Antarktika’daki dev deliklerin sırrı çözüldü

HABER MERKEZİ – 1973’te Antarktika kıyılarında bir delik ortaya çıktı. Ancak bu sıradan bir delik değildi. O kadar büyüktü ki Kaliforniya’yı yutabilirdi. Gizemli delik sonraki üç kış boyunca varlığını sürdürdü. Sonra büyük ölçüde kapandı ve 2017’de 92 bin km’lik boyutuyla geri geldi. Polinya ismi verilen bu delik, buzdağının tam tersi gibi düşünülebilir. Zira buzlarla çevrili

PANORAMA - NEWS - 14 Kasım 2020 DÜNYA

HABER MERKEZİ – 1973’te Antarktika kıyılarında bir delik ortaya çıktı. Ancak bu sıradan bir delik değildi. O kadar büyüktü ki Kaliforniya’yı yutabilirdi.

Gizemli delik sonraki üç kış boyunca varlığını sürdürdü. Sonra büyük ölçüde kapandı ve 2017’de 92 bin km’lik boyutuyla geri geldi.

Polinya ismi verilen bu delik, buzdağının tam tersi gibi düşünülebilir. Zira buzlarla çevrili açık bir havuza benziyor.

Öte yandan, Güney Okyanusu’ndaki Weddell Denizi’nde meydana gelen gizemli Weddell Polinyası, bu çevresel fenomenin çok uç bir örneği. Neden bu denli büyük olduğu ve seyrek görüldüğü, uzun süredir bilim insanlarının kafasını karıştırıyor.
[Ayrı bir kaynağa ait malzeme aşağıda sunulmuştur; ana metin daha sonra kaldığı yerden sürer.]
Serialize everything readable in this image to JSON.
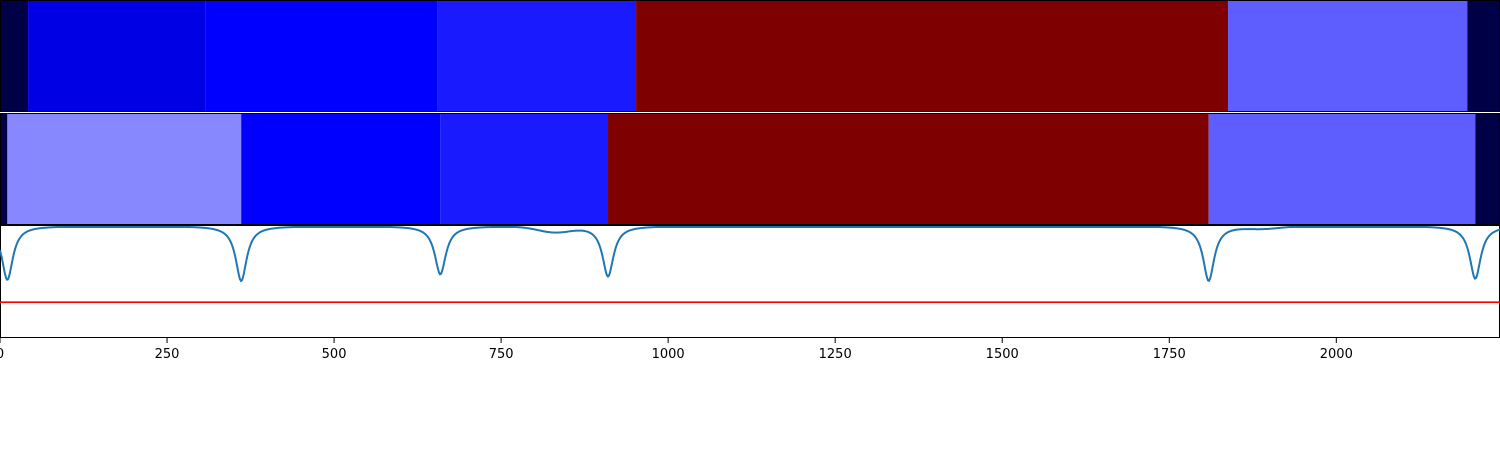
{
  "chart_data": {
    "type": "heatmap",
    "title": "",
    "xlabel": "",
    "ylabel": "",
    "xlim": [
      0,
      2245
    ],
    "x_ticks": [
      "0",
      "250",
      "500",
      "750",
      "1000",
      "1250",
      "1500",
      "1750",
      "2000"
    ],
    "tracks": [
      {
        "segments": [
          {
            "start": 0,
            "end": 42,
            "color": "#000046"
          },
          {
            "start": 42,
            "end": 307,
            "color": "#0000e4"
          },
          {
            "start": 307,
            "end": 655,
            "color": "#0000fe"
          },
          {
            "start": 655,
            "end": 952,
            "color": "#1a1afe"
          },
          {
            "start": 952,
            "end": 1838,
            "color": "#7f0000"
          },
          {
            "start": 1838,
            "end": 2196,
            "color": "#5e5efe"
          },
          {
            "start": 2196,
            "end": 2245,
            "color": "#000046"
          }
        ]
      },
      {
        "segments": [
          {
            "start": 0,
            "end": 11,
            "color": "#000046"
          },
          {
            "start": 11,
            "end": 361,
            "color": "#8888fe"
          },
          {
            "start": 361,
            "end": 659,
            "color": "#0000fe"
          },
          {
            "start": 659,
            "end": 910,
            "color": "#1a1afe"
          },
          {
            "start": 910,
            "end": 1809,
            "color": "#7f0000"
          },
          {
            "start": 1809,
            "end": 2208,
            "color": "#5e5efe"
          },
          {
            "start": 2208,
            "end": 2245,
            "color": "#000046"
          }
        ]
      }
    ],
    "series": [
      {
        "type": "line",
        "color": "#1f77b4",
        "baseline": 0,
        "dips": [
          {
            "x": 11,
            "depth": 0.48
          },
          {
            "x": 361,
            "depth": 0.49
          },
          {
            "x": 659,
            "depth": 0.43
          },
          {
            "x": 910,
            "depth": 0.45
          },
          {
            "x": 1809,
            "depth": 0.49
          },
          {
            "x": 2208,
            "depth": 0.47
          }
        ],
        "bumps": [
          {
            "x": 830,
            "depth": 0.05
          },
          {
            "x": 1890,
            "depth": 0.02
          }
        ]
      },
      {
        "type": "hline",
        "color": "#ff0000",
        "value": -0.68
      }
    ],
    "ylim": [
      -1.0,
      0.0
    ]
  }
}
Geçen yıl araştırmacılar, bu meseleyi açıklamak için bir dizi iklim anomalisinin aynı anda yaşanması gerektiğini öne sürdü.

Atmosfer bilimcisi Diana Francis’in yönettiği araştırmaya göre, bu dev açıklığı, yüzen deniz buzunu zıt yönlere itebilen, atmosferik dolaşımın yol açtığı şiddetli siklonlar yaratıyordu.

Ancak BAE’deki Halife Üniversitesi’nin üst düzey bilim insanlarından Francis, yeni bir çalışmaya imza attı ve şimdiye dek göz ardı edilen, başka bir etkene ışık tuttu: Sıcak ve nemli havadaki görünmez nehirler.

Independent’ın haberine göre yeni araştırmada Francis ve meslektaşları, 1970’lere kadar uzanan atmosferik verileri analiz etti ve “gökyüzündeki nehirlerin” 1973 ve 2017’deki oluşumunda muhtemelen “önemli bir rol” oynadığını keşfetti. Bulgulara göre bu nehirler her iki olaydan önceki günlerde güçlü ve kesintisiz bir akış sergilemişti.

Francis, “Antarktika’da yılın en soğuk aylarında bu nehirlerin sarıp sarmaladığı deniz buzunun neredeyse anında eridiğini görmek beni şaşırttı” ifadelerini kullandı.

Araştırmacılar, atmosferik dolaşımın Güney Amerika kıyılarından kutup bölgesine sıcak ve nemli bir hava kuşağını getirdiğini ve bunun bir dizi faktörle bir araya gelerek erimeye neden olduğunu keşfetti. Bu faktörler arasında su buharının yarattığı bölgesel sera etkisi ve siklon dinamiklerine katkıları yer aldı.

Francis, “Havadaki nehirler, daha fazla su buharına neden olduğu için için fırtınaları da daha yoğun hale getiriyor. Bunlar birbiriyle bağlantılı. Bağımsız değiller” diye konuştu.

Hakemli bilim yayını Science Advances’ta yayımlanan yeni bulgular, dev deliği ortaya çıkaran etkenlere dair bilgi dağarcığına katkı sağlıyor.

Hem atmosferik nehirlerin hem de siklonların küresel ısınmayla şiddetleneceği düşünüldüğünde, Antarktika kıyısındaki bu gizemli yarıkların da daha sık görülmesi bekleniyor.